The reviewer feels that not AKT is in the focus of this review rather the PARP and PARP inhibitor resistance. Accordingly on would expect to start with PARP section, than following with AKT. Concerning AKT signaling pathway it is somehow funny that the AKT signaling pathway starts with PTEN/PI3K issue. It would be important to analyse the role of PI3K signaling in various cytokine/growth factor receptor signalings. That would be important since the resistance emerging upon PARP inhibitors may depend on GRF expression/mutation/amplification of the treated tumor type(s) which actually use that signaling pathway. It is another issue which is not mentioned here that what is the molecular epidemiology of AKT signaling pathway, what is the mutation/amplification spectrum of AKT... These informations could be also helpful to define molecular situations in a given tumor where PARP resistance could be expected. It would also be nice to see some shematic figures on AKT signaling pathway not only a dry text description.

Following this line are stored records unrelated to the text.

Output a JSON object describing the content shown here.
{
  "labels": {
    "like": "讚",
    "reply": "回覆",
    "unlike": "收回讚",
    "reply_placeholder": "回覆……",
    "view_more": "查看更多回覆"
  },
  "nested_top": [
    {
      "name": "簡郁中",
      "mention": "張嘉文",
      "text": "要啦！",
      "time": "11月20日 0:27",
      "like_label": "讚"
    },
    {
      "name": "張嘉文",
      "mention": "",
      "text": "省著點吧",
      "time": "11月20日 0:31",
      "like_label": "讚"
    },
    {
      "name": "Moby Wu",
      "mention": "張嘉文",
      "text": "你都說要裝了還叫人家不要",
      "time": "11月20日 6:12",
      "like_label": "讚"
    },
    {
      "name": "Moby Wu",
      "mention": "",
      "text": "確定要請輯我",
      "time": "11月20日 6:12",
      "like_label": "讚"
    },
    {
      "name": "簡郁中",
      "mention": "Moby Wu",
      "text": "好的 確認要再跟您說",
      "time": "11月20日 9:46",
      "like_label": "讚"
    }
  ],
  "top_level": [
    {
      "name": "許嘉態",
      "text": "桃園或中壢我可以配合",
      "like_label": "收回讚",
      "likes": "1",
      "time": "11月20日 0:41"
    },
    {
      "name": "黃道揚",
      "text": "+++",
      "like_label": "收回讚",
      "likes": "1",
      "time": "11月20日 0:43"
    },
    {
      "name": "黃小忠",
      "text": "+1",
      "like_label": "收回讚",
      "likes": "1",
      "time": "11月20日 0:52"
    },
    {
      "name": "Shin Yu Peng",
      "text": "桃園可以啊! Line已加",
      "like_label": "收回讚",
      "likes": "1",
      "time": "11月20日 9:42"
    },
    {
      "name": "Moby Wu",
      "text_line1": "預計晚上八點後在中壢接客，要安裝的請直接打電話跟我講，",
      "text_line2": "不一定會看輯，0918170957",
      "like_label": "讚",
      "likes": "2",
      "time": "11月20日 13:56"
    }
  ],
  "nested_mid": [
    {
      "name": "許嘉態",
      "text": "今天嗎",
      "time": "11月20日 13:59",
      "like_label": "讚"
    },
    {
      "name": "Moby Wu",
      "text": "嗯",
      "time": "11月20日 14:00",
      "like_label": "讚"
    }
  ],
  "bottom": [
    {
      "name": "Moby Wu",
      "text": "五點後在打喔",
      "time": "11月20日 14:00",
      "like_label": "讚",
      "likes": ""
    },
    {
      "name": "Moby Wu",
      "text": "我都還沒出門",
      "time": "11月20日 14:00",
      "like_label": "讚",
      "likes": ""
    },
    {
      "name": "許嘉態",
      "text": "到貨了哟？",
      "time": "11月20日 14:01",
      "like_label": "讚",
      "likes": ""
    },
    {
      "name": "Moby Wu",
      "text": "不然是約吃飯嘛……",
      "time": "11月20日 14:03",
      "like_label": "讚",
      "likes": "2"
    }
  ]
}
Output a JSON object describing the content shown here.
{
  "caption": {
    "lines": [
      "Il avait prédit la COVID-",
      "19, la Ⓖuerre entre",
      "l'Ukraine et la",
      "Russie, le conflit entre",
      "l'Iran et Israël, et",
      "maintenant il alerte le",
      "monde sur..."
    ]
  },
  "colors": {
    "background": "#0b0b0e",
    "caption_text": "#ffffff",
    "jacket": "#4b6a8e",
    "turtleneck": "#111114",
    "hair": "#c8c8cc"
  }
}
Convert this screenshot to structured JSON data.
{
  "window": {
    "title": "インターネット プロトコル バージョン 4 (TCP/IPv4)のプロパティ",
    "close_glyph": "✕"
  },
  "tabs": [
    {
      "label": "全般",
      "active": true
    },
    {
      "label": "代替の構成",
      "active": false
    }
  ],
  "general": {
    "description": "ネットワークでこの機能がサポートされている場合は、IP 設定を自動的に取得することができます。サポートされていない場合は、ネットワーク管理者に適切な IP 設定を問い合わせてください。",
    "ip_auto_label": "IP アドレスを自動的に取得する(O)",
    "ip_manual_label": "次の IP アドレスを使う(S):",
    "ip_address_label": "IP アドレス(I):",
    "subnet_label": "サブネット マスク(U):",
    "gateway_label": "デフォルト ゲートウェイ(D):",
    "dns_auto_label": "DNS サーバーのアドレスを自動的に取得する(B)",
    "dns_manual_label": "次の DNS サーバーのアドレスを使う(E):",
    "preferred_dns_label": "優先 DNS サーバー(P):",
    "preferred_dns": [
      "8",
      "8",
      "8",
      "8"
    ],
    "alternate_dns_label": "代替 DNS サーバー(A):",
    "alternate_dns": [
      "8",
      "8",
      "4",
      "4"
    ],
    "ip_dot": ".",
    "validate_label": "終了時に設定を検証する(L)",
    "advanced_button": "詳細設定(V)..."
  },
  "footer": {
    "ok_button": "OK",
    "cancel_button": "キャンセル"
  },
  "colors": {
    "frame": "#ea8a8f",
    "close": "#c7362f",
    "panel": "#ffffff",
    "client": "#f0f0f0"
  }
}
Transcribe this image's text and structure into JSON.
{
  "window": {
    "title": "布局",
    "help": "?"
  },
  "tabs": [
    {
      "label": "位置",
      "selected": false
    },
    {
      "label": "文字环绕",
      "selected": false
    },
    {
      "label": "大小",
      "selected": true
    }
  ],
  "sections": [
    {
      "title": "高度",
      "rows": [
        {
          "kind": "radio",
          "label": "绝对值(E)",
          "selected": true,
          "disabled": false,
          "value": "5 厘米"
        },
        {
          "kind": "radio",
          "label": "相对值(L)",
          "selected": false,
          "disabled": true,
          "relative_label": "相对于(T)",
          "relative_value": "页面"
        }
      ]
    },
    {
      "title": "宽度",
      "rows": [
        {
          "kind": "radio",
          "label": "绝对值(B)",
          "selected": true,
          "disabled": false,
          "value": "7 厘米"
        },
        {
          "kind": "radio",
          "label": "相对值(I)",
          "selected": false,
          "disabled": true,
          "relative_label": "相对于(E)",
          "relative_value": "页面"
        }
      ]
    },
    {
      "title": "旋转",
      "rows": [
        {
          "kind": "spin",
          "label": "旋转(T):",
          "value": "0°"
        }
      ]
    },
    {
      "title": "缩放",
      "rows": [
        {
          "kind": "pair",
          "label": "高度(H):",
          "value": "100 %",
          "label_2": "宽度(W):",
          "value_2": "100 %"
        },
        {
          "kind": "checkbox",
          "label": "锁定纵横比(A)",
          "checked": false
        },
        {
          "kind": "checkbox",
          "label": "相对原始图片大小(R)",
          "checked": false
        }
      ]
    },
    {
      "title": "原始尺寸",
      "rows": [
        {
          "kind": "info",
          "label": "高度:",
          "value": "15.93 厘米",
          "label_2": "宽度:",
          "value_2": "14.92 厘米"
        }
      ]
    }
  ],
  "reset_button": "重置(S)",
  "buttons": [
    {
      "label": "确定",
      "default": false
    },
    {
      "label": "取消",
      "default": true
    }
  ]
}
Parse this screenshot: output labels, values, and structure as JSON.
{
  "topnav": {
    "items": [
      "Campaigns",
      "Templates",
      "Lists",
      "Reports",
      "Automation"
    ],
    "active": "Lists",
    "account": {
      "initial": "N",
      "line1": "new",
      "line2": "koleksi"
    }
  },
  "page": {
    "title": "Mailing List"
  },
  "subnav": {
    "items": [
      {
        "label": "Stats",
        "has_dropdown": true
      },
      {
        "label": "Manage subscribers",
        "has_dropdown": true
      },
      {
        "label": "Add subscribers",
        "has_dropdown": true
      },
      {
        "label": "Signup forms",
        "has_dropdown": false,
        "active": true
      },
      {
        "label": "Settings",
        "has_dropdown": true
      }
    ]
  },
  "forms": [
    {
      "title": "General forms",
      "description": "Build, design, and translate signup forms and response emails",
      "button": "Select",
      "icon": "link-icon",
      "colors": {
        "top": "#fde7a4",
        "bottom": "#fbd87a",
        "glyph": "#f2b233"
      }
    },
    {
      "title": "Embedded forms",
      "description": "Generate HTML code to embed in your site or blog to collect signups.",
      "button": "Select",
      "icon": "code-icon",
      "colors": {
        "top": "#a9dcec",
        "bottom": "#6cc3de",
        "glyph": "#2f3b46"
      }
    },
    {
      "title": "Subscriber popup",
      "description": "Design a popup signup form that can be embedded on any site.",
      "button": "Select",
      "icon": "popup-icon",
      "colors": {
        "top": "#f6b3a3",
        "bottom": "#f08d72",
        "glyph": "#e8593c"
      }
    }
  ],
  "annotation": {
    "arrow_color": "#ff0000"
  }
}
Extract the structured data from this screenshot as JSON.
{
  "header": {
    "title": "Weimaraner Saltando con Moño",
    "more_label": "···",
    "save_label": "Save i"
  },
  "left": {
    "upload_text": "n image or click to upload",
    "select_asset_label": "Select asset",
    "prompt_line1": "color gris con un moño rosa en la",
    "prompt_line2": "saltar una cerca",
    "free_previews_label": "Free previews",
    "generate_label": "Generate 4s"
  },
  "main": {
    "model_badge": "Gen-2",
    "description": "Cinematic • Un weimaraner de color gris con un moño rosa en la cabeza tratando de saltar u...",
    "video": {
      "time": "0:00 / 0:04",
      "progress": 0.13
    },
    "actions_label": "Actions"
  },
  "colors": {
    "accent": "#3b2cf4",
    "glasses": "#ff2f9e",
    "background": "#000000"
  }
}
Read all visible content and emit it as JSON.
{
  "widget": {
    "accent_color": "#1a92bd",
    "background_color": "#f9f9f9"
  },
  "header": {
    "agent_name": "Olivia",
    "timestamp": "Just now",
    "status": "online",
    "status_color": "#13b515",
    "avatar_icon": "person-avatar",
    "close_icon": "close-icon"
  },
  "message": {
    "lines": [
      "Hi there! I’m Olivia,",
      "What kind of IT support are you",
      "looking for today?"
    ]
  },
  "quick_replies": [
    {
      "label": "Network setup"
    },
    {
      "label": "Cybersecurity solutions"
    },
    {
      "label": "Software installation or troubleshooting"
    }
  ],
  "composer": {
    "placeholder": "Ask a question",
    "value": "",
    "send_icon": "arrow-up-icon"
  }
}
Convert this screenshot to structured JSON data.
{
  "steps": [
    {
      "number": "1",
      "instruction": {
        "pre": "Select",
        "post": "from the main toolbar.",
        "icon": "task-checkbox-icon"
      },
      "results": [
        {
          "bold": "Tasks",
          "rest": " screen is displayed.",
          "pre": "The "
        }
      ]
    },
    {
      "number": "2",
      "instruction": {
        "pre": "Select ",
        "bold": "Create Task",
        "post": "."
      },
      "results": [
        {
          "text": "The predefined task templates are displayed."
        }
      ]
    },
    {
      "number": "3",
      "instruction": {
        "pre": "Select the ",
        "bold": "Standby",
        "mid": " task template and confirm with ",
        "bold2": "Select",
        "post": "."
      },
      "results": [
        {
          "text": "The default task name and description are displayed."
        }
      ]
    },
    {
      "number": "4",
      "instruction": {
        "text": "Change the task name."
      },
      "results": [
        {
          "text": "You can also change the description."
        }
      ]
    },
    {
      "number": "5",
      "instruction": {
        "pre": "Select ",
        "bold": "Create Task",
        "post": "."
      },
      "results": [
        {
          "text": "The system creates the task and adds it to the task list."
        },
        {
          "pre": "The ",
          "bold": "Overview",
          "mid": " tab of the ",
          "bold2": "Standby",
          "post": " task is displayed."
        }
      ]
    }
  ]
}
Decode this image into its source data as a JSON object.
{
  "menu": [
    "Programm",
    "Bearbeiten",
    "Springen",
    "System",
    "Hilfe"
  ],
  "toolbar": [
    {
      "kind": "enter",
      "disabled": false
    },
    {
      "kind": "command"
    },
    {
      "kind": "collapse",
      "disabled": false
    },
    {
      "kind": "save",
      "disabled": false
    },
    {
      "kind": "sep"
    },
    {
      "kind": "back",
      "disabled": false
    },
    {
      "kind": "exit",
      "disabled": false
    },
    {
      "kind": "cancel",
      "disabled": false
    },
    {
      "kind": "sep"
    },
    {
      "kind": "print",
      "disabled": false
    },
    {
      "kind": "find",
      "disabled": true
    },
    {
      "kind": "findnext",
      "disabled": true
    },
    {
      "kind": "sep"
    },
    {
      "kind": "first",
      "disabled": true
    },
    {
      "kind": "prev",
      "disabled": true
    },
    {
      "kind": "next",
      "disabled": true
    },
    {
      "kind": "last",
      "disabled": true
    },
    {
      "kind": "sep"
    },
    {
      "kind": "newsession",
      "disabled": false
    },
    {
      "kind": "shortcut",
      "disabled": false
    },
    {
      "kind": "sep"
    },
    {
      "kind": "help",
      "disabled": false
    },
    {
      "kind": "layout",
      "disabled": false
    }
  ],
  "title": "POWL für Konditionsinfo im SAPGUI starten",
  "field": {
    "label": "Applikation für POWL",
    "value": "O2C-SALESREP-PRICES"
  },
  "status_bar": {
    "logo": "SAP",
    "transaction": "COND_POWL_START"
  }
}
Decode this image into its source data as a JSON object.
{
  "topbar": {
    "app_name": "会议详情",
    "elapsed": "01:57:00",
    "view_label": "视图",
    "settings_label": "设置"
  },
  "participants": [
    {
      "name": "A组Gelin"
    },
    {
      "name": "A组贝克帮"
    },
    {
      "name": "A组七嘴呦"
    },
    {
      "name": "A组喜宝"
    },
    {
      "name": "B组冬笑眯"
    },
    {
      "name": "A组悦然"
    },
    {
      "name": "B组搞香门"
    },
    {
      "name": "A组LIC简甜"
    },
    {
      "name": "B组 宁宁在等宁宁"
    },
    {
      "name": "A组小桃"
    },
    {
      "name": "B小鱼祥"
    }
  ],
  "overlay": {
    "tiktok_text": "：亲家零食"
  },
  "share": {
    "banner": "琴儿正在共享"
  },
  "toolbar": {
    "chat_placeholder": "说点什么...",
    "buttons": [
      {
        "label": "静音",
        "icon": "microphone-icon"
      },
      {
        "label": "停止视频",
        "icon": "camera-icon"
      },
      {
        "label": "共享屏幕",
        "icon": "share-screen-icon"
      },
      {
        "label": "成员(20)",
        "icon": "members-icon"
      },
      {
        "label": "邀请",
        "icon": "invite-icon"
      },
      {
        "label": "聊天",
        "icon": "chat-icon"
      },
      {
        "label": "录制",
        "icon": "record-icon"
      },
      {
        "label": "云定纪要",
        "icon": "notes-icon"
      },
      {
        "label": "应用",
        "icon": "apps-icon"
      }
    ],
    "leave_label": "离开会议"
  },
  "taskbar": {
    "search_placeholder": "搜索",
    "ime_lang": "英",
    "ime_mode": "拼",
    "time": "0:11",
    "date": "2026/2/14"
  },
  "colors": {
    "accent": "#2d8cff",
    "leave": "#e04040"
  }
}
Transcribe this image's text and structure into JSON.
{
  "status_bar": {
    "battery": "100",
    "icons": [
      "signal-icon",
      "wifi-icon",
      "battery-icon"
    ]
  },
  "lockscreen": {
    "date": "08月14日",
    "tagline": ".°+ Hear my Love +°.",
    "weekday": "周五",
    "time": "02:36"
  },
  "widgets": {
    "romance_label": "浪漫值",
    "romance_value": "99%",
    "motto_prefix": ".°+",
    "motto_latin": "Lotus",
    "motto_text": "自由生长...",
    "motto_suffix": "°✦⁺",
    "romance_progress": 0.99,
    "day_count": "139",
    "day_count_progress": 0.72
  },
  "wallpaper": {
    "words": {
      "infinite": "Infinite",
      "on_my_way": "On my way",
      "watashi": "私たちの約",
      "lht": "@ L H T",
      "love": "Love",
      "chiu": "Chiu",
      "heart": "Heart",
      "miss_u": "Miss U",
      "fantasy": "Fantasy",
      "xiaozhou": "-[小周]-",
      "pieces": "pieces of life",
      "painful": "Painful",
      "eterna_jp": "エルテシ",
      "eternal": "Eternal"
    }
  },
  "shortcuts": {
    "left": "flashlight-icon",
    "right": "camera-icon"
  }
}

line 82 contains a sentence of nonsense: "oncogenic factors" what is it?
Author Response
We thank the review his/her thorough work. We think that his/her contribution has improved the manuscript considerably.
We really regret the absence of reference numbering. We have used the WORD template downloaded from the Journal’s site to prepare the manuscript, and in it the numbering was present. Unfortunately, the numbering has got lost when we uploaded the file. Nevertheless, we inserted reference numbering in the revised manuscript.
The reviewer rightly observed that we intended to focus on the role of PARP inhibition induced Akt activation in limiting efficacy of PARP inhibitor based cancer therapy. To clarify this intention, we have changed the title to “Role of Akt activation in PARP inhibitor resistance in cancer”, and modified the Abstract and Introduction sections accordingly.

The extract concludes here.